Clarity is vital, as vague language that instructs utilities and commissions to prioritize “environmental benefits,” for example, may not provide efficiency programs with sufficient legal justification for targeting GHG reductions.
States can choose methods for tracking emissions reductions that best suit their needs
To evaluate and improve their efforts toward meeting climate goals, utility programs need to adopt a method to calculate their emission-reduction impacts. There’s no single best way to quantify the carbon intensity of electricity not consumed. A common metric used to do so is the “emission rate,” or the amount of GHG avoided per unit of energy saved. There are multiple ways to calculate emission rates, and each may be more appropriate for some use cases than others.
Accounting for the short- and long-term impacts of measures implemented today is critical. Electrification, which adds electric load while reducing fossil fuel end use, will result in more GHG reductions as the grid decarbonizes in coming years. One approach we generally encourage is for utilities to develop a generation dispatch model for a utility service territory based on a forecast of what load would be with and without energy efficiency, such as is embedded into California’s Avoided Cost Calculator and the National Renewable Energy Laboratory’s Cambium dataset.

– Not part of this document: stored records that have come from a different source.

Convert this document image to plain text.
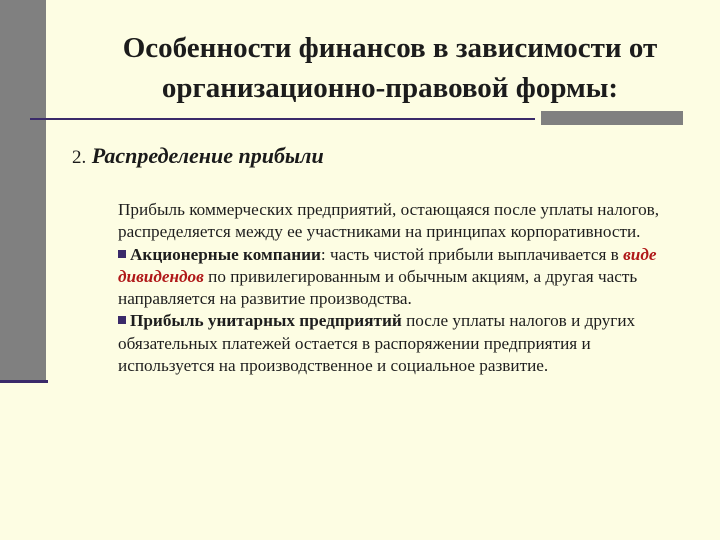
Особенности финансов в зависимости от
организационно-правовой формы:
2. Распределение прибыли

Прибыль коммерческих предприятий, остающаяся после уплаты налогов, распределяется между ее участниками на принципах корпоративности.

Акционерные компании: часть чистой прибыли выплачивается в виде дивидендов по привилегированным и обычным акциям, а другая часть направляется на развитие производства.

Прибыль унитарных предприятий после уплаты налогов и других обязательных платежей остается в распоряжении предприятия и используется на производственное и социальное развитие.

In general, it is more accurate to evaluate the emissions benefits of energy efficiency by considering the impact it has on marginal generators (i.e., those that ramp up or down in response to incremental changes in demand) than all generators operating on the grid at any point in time (the latter is reflected in an average emission rate). However, states may choose, as Massachusetts has done, to use average emissions rates if that helps maintain alignment with how other sectors of the state economy measure their GHG impacts. States and utilities can also choose the time granularity of their emission rates. Early indications suggest that more granular data (e.g., hourly) are needed when the grid’s carbon intensity or energy savings are highly variable, or when carbon intensity and energy savings are highly correlated.

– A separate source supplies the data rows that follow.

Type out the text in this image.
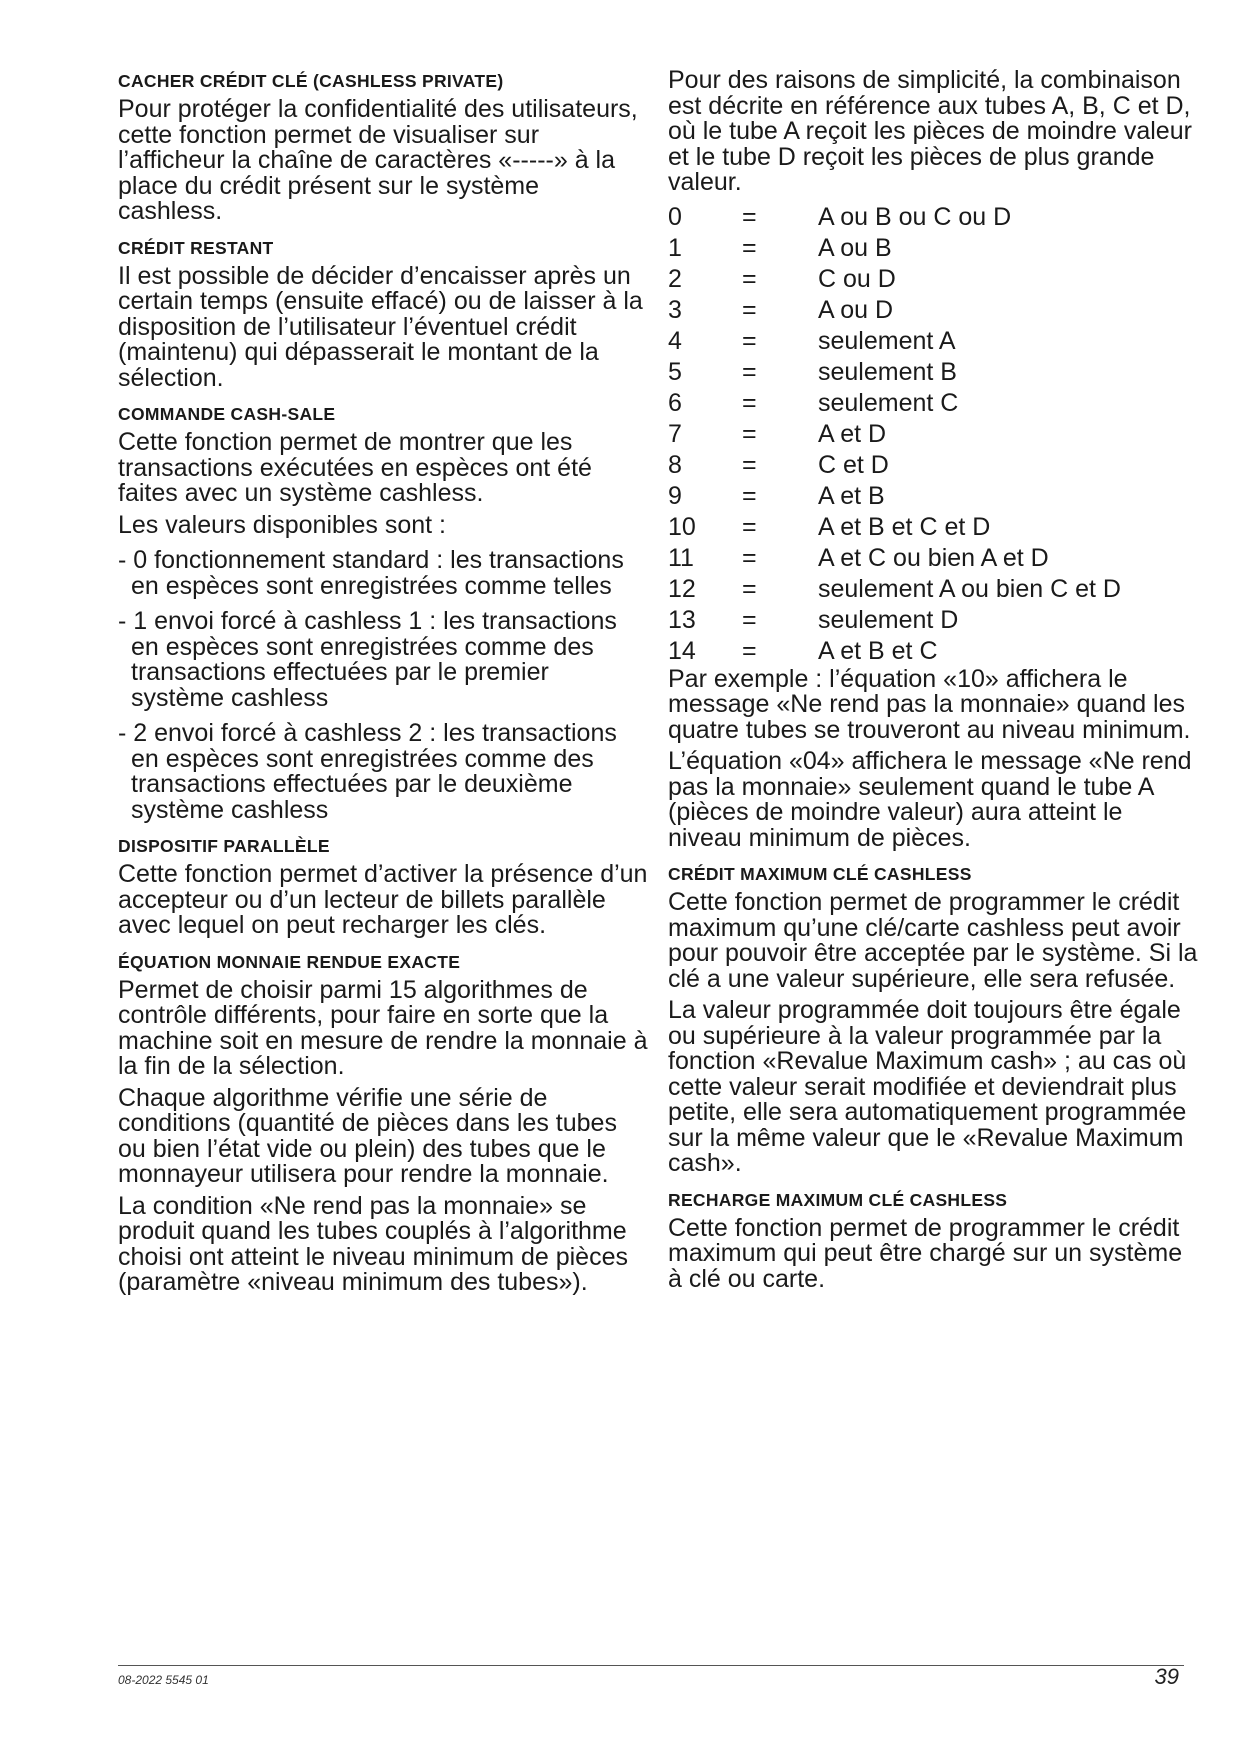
CACHER CRÉDIT CLÉ (CASHLESS PRIVATE)
Pour protéger la confidentialité des utilisateurs, cette fonction permet de visualiser sur l’afficheur la chaîne de caractères «-----» à la place du crédit présent sur le système cashless.
CRÉDIT RESTANT
Il est possible de décider d’encaisser après un certain temps (ensuite effacé) ou de laisser à la disposition de l’utilisateur l’éventuel crédit (maintenu) qui dépasserait le montant de la sélection.
COMMANDE CASH-SALE
Cette fonction permet de montrer que les transactions exécutées en espèces ont été faites avec un système cashless.
Les valeurs disponibles sont :
- 0 fonctionnement standard : les transactions en espèces sont enregistrées comme telles
- 1 envoi forcé à cashless 1 : les transactions en espèces sont enregistrées comme des transactions effectuées par le premier système cashless
- 2 envoi forcé à cashless 2 : les transactions en espèces sont enregistrées comme des transactions effectuées par le deuxième système cashless
DISPOSITIF PARALLÈLE
Cette fonction permet d’activer la présence d’un accepteur ou d’un lecteur de billets parallèle avec lequel on peut recharger les clés.
ÉQUATION MONNAIE RENDUE EXACTE
Permet de choisir parmi 15 algorithmes de contrôle différents, pour faire en sorte que la machine soit en mesure de rendre la monnaie à la fin de la sélection.
Chaque algorithme vérifie une série de conditions (quantité de pièces dans les tubes ou bien l’état vide ou plein) des tubes que le monnayeur utilisera pour rendre la monnaie.
La condition «Ne rend pas la monnaie» se produit quand les tubes couplés à l’algorithme choisi ont atteint le niveau minimum de pièces (paramètre «niveau minimum des tubes»).
Pour des raisons de simplicité, la combinaison est décrite en référence aux tubes A, B, C et D, où le tube A reçoit les pièces de moindre valeur et le tube D reçoit les pièces de plus grande valeur.
0	=	A ou B ou C ou D
1	=	A ou B
2	=	C ou D
3	=	A ou D
4	=	seulement A
5	=	seulement B
6	=	seulement C
7	=	A et D
8	=	C et D
9	=	A et B
10	=	A et B et C et D
11	=	A et C ou bien A et D
12	=	seulement A ou bien C et D
13	=	seulement D
14	=	A et B et C
Par exemple : l’équation «10» affichera le message «Ne rend pas la monnaie» quand les quatre tubes se trouveront au niveau minimum.
L’équation «04» affichera le message «Ne rend pas la monnaie» seulement quand le tube A (pièces de moindre valeur) aura atteint le niveau minimum de pièces.
CRÉDIT MAXIMUM CLÉ CASHLESS
Cette fonction permet de programmer le crédit maximum qu’une clé/carte cashless peut avoir pour pouvoir être acceptée par le système. Si la clé a une valeur supérieure, elle sera refusée.
La valeur programmée doit toujours être égale ou supérieure à la valeur programmée par la fonction «Revalue Maximum cash» ; au cas où cette valeur serait modifiée et deviendrait plus petite, elle sera automatiquement programmée sur la même valeur que le «Revalue Maximum cash».
RECHARGE MAXIMUM CLÉ CASHLESS
Cette fonction permet de programmer le crédit maximum qui peut être chargé sur un système à clé ou carte.
08-2022 5545 01	39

Programs should continue to value efficiency’s other benefits even as they expand their climate focus
Energy efficiency provides various benefits that aren’t related to emissions, such as cutting utility bills, enhancing grid reliability, and reducing the need for transmission and distribution system upgrades. Relying exclusively on a GHG reduction metric could cause programs to fail to value and thus deliver these additional benefits.
Instead, it’s time to adopt multiple objectives for utility efficiency programs. We can continue to reap the benefits of energy efficiency even as we unleash a powerful tool to combat climate change. As the climate crisis accelerates, we urgently need programs optimized to accomplish both.